Rebecca has inherited not only her mum’s fortitude, but her optimism and equanimity. She has weathered tough times – from her traumatic upbringing to the breakdown of her first marriage (to Southern Sons singer Jack Jones) and an emotional collapse in her early 30s – but there’s no sign of resentment.

Just the other day she was ignored by a store full of young shop assistants, and yet the brush with middle-aged invisibility inspired curiosity rather than anger.

“I actually caught myself and [thought] ‘wow’, but I used to do that too with older people,” she says. “It’s very disrespectful, but maybe it’s a rite of passage that you actually have to move through.”

Rebecca has always been candid about her struggles, mostly because she wants to offer hope – that adversity can be overcome and that the past doesn’t have to define us.

“We’re all trying to get through this mad, crazy thing called life and we all need each other to do that,” she says. “Sometimes it makes me feel vulnerable when I talk about things that are painful, but if that helps someone else, then I’ve done my job.”

That generosity of spirit is a huge part of her appeal. At a time when ego and self-aggrandisement seem to be prerequisites for success, there’s a refreshing humility and lack of pretence about Rebecca. She loves glamming it up as much as the next star, but never tries to hide the artifice – the hair extensions and the glue-on lashes; she happily tells me today that she’s wearing Spanx.

In fact, to mark The Australian Women’s Weekly shoot, she posts an Instagram shot of herself with her hairstylist and make-up artist and a shout-out thanking them “for making this old girl feel young again”.
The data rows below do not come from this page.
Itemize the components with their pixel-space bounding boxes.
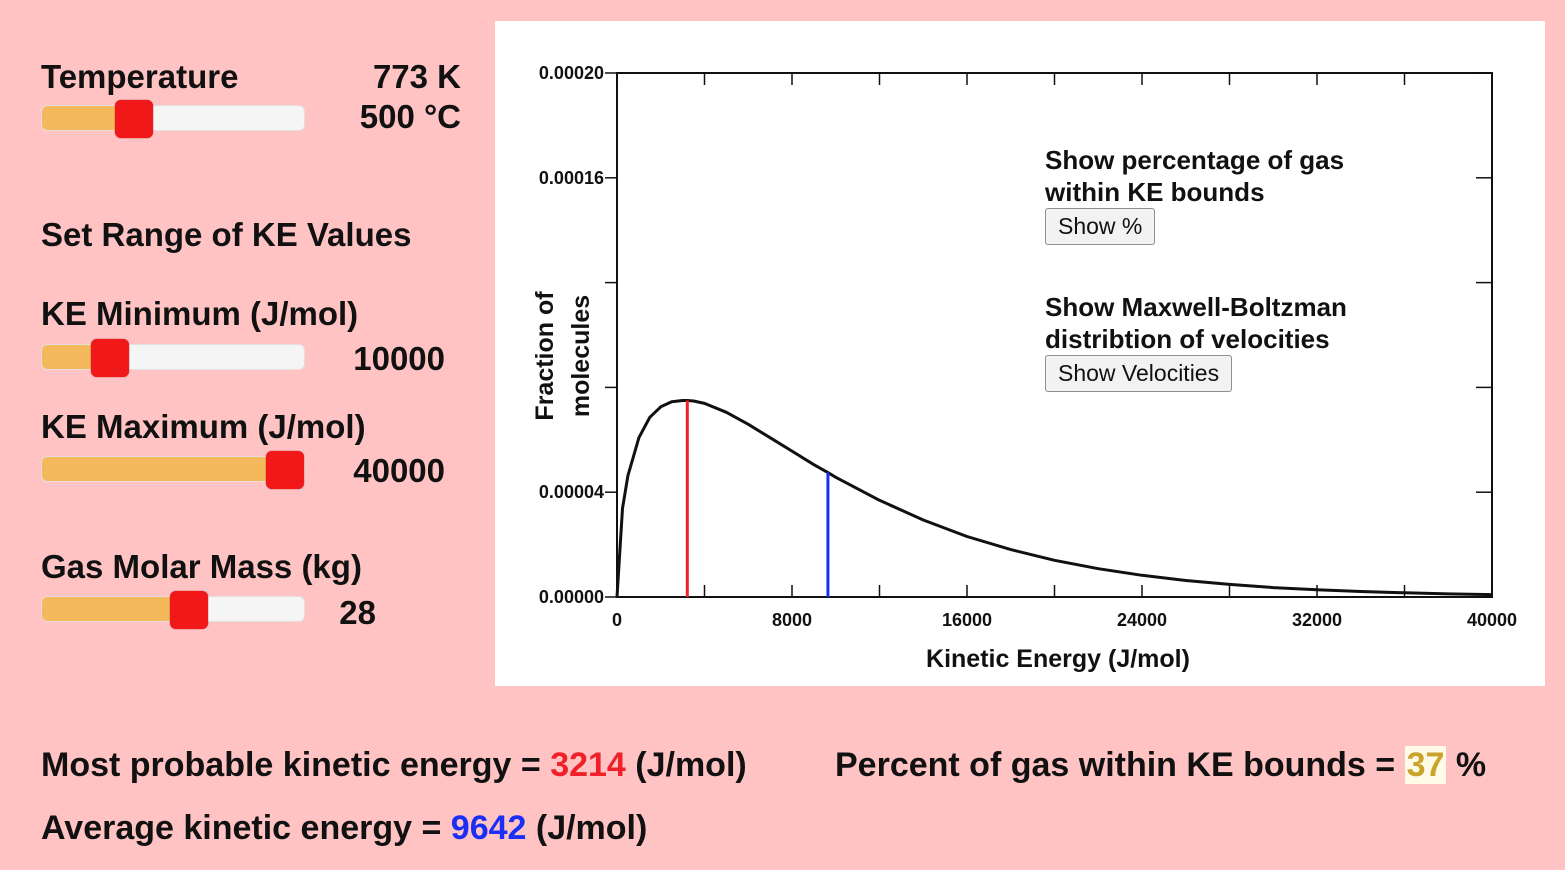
- percent-note-line2: within KE bounds: [1045, 177, 1265, 207]
- molar-mass-slider-fill: [42, 597, 189, 621]
- y-tick-label: 0.00020: [539, 63, 604, 83]
- temperature-celsius: 500 °C: [359, 98, 461, 135]
- ke-distribution-chart: 0 8000 16000 24000 32000 40000 0.00000 0.00004 0…: [531, 63, 1517, 673]
- molar-mass-slider-thumb[interactable]: [169, 591, 208, 629]
- x-tick-label: 32000: [1292, 610, 1342, 630]
- velocity-note-line1: Show Maxwell-Boltzman: [1045, 292, 1347, 322]
- y-axis-label-line1: Fraction of: [531, 291, 559, 421]
- y-tick-label: 0.00000: [539, 587, 604, 607]
- x-tick-label: 24000: [1117, 610, 1167, 630]
- y-axis-label: Fraction of molecules: [531, 291, 595, 421]
- ke-max-label: KE Maximum (J/mol): [41, 408, 366, 445]
- average-value: 9642: [450, 809, 527, 847]
- range-heading: Set Range of KE Values: [41, 216, 412, 253]
- y-tick-label: 0.00004: [539, 482, 604, 502]
- most-probable-prefix: Most probable kinetic energy =: [41, 746, 551, 784]
- ke-distribution-curve: [615, 399, 1493, 598]
- show-velocities-button[interactable]: Show Velocities: [1045, 355, 1233, 392]
- x-axis-label: Kinetic Energy (J/mol): [926, 645, 1190, 673]
- most-probable-ke-line: Most probable kinetic energy = 3214 (J/m…: [41, 746, 747, 785]
- ke-max-slider-thumb[interactable]: [266, 451, 304, 489]
- show-percent-button[interactable]: Show %: [1045, 208, 1156, 245]
- average-ke-line: Average kinetic energy = 9642 (J/mol): [41, 809, 647, 848]
- average-unit: (J/mol): [526, 809, 648, 847]
- percent-value: 37: [1404, 746, 1447, 784]
- y-axis-label-line2: molecules: [567, 295, 595, 417]
- x-tick-label: 0: [612, 610, 622, 630]
- x-tick-label: 40000: [1467, 610, 1517, 630]
- molar-mass-label: Gas Molar Mass (kg): [41, 548, 362, 585]
- average-prefix: Average kinetic energy =: [41, 809, 451, 847]
- percent-note-line1: Show percentage of gas: [1045, 145, 1345, 175]
- x-tick-label: 16000: [942, 610, 992, 630]
- molar-mass-slider[interactable]: [41, 591, 305, 629]
- molar-mass-value: 28: [339, 594, 376, 631]
- ke-max-value: 40000: [353, 452, 445, 489]
- temperature-label: Temperature: [41, 58, 239, 95]
- temperature-slider-thumb[interactable]: [114, 100, 153, 138]
- velocity-note-line2: distribtion of velocities: [1045, 324, 1330, 354]
- ke-max-slider[interactable]: [41, 451, 305, 489]
- ke-min-slider[interactable]: [41, 339, 305, 377]
- y-tick-label: 0.00016: [539, 168, 604, 188]
- ke-min-value: 10000: [353, 340, 445, 377]
- temperature-kelvin: 773 K: [372, 58, 461, 95]
- ke-min-label: KE Minimum (J/mol): [41, 295, 359, 332]
- most-probable-unit: (J/mol): [625, 746, 747, 784]
- x-tick-label: 8000: [772, 610, 812, 630]
- ke-max-slider-fill: [42, 457, 304, 481]
- most-probable-value: 3214: [550, 746, 626, 784]
- percent-prefix: Percent of gas within KE bounds =: [835, 746, 1405, 784]
- plot-panel: 0 8000 16000 24000 32000 40000 0.00000 0.00004 0…: [495, 21, 1545, 686]
- ke-min-slider-thumb[interactable]: [91, 339, 130, 377]
- percent-within-bounds-line: Percent of gas within KE bounds = 37 %: [835, 746, 1486, 785]
- percent-note: Show percentage of gas within KE bounds: [1045, 144, 1344, 208]
- temperature-slider[interactable]: [41, 100, 305, 138]
- percent-unit: %: [1446, 746, 1487, 784]
- velocity-note: Show Maxwell-Boltzman distribtion of vel…: [1045, 291, 1347, 355]
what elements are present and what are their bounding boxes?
As she says, “It’s all fake!” She won’t pretend her diet is all chia seeds and activated almonds either: “I’d love to say I’m a saint and I meditate and eat well every day. I don’t.”

She still gets stressed too, but when the odd panic attack looms these days she has the tools, after two years of therapy, to quell it.
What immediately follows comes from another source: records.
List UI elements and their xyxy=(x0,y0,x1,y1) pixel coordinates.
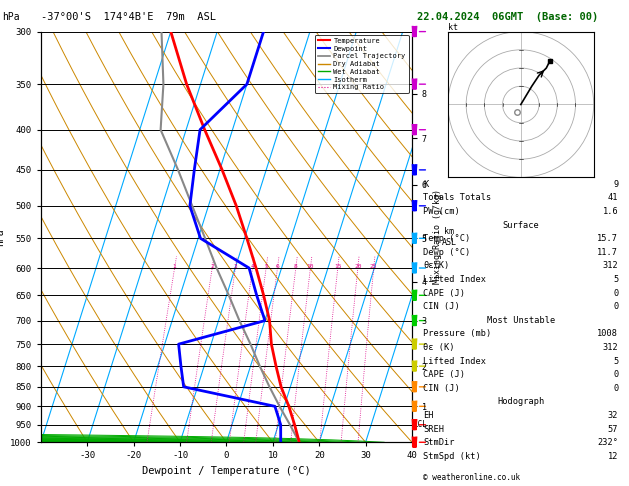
Text: CAPE (J): CAPE (J) xyxy=(423,289,465,297)
Text: 0: 0 xyxy=(613,302,618,311)
Text: 6: 6 xyxy=(276,264,279,269)
Text: 5: 5 xyxy=(264,264,268,269)
Text: 1.6: 1.6 xyxy=(603,207,618,216)
Text: 22.04.2024  06GMT  (Base: 00): 22.04.2024 06GMT (Base: 00) xyxy=(417,12,598,22)
Text: SREH: SREH xyxy=(423,425,444,434)
Text: 1: 1 xyxy=(172,264,176,269)
Text: Lifted Index: Lifted Index xyxy=(423,357,486,365)
Text: 0: 0 xyxy=(613,370,618,379)
Text: 5: 5 xyxy=(613,357,618,365)
Text: EH: EH xyxy=(423,411,434,420)
Text: θε (K): θε (K) xyxy=(423,343,455,352)
Text: 11.7: 11.7 xyxy=(598,248,618,257)
Text: 0: 0 xyxy=(613,289,618,297)
Text: CIN (J): CIN (J) xyxy=(423,384,460,393)
Text: θε(K): θε(K) xyxy=(423,261,450,270)
Text: 2: 2 xyxy=(210,264,214,269)
Text: hPa: hPa xyxy=(2,12,19,22)
Text: 15: 15 xyxy=(334,264,342,269)
Text: Temp (°C): Temp (°C) xyxy=(423,234,470,243)
Text: 312: 312 xyxy=(603,343,618,352)
X-axis label: Dewpoint / Temperature (°C): Dewpoint / Temperature (°C) xyxy=(142,466,311,476)
Y-axis label: km
ASL: km ASL xyxy=(442,227,457,246)
Text: 8: 8 xyxy=(294,264,298,269)
Text: 57: 57 xyxy=(608,425,618,434)
Text: StmDir: StmDir xyxy=(423,438,455,447)
Y-axis label: hPa: hPa xyxy=(0,228,5,246)
Text: LCL: LCL xyxy=(413,420,427,429)
Text: Surface: Surface xyxy=(503,221,539,229)
Text: 5: 5 xyxy=(613,275,618,284)
Text: 41: 41 xyxy=(608,193,618,202)
Text: Lifted Index: Lifted Index xyxy=(423,275,486,284)
Text: 1008: 1008 xyxy=(598,330,618,338)
Text: CAPE (J): CAPE (J) xyxy=(423,370,465,379)
Text: K: K xyxy=(423,180,428,189)
Text: 4: 4 xyxy=(250,264,254,269)
Text: Totals Totals: Totals Totals xyxy=(423,193,491,202)
Text: kt: kt xyxy=(448,22,458,32)
Text: 3: 3 xyxy=(233,264,237,269)
Text: StmSpd (kt): StmSpd (kt) xyxy=(423,452,481,461)
Text: 15.7: 15.7 xyxy=(598,234,618,243)
Text: 20: 20 xyxy=(354,264,362,269)
Text: 9: 9 xyxy=(613,180,618,189)
Text: 232°: 232° xyxy=(598,438,618,447)
Text: 0: 0 xyxy=(613,384,618,393)
Text: Dewp (°C): Dewp (°C) xyxy=(423,248,470,257)
Text: CIN (J): CIN (J) xyxy=(423,302,460,311)
Text: Hodograph: Hodograph xyxy=(497,398,545,406)
Text: PW (cm): PW (cm) xyxy=(423,207,460,216)
Text: 12: 12 xyxy=(608,452,618,461)
Text: Mixing Ratio (g/kg): Mixing Ratio (g/kg) xyxy=(433,190,442,284)
Text: 32: 32 xyxy=(608,411,618,420)
Text: 25: 25 xyxy=(370,264,377,269)
Text: Pressure (mb): Pressure (mb) xyxy=(423,330,491,338)
Legend: Temperature, Dewpoint, Parcel Trajectory, Dry Adiabat, Wet Adiabat, Isotherm, Mi: Temperature, Dewpoint, Parcel Trajectory… xyxy=(314,35,408,93)
Text: 10: 10 xyxy=(306,264,314,269)
Text: © weatheronline.co.uk: © weatheronline.co.uk xyxy=(423,473,520,482)
Text: Most Unstable: Most Unstable xyxy=(487,316,555,325)
Text: -37°00'S  174°4B'E  79m  ASL: -37°00'S 174°4B'E 79m ASL xyxy=(41,12,216,22)
Text: 312: 312 xyxy=(603,261,618,270)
When she was lost 20 years ago in a terrifying fog of anxiety and depression, her psychologist brought her back from the brink by teaching her to look at life through a lens of gratitude: “My motto for a long time was, ‘Lower your expectations and raise your appreciation.’ That’s sort of how I

live my life.”

Hers is a confidence born of contentment – and for that she can thank Richard, her husband of nearly 17 years, and their son, Zac. Richard, 53, is her best friend and “kind of my everything”, she says.

“He gets me utterly and we’re each other’s biggest fans. It doesn’t mean we don’t have issues, but we always work through them because I can’t imagine growing old with anyone else. He’s my rock and I think I’m his.”

Once ambivalent about having children, Rebecca now wishes she’d started earlier and had two or three – because having one child, she says, is intense. “I just want him to have that stability and the knowledge that we love him more than anything,” she says. “Now that he’s 13, he’s trying to step back and grow up and I’m struggling a little bit with that.”

She is, however, happy he encouraged the family to stay put in New Zealand.

“There is something about New Zealand – it’s a small country with a big heart and big attitude. I step off the plane here and I feel at home.”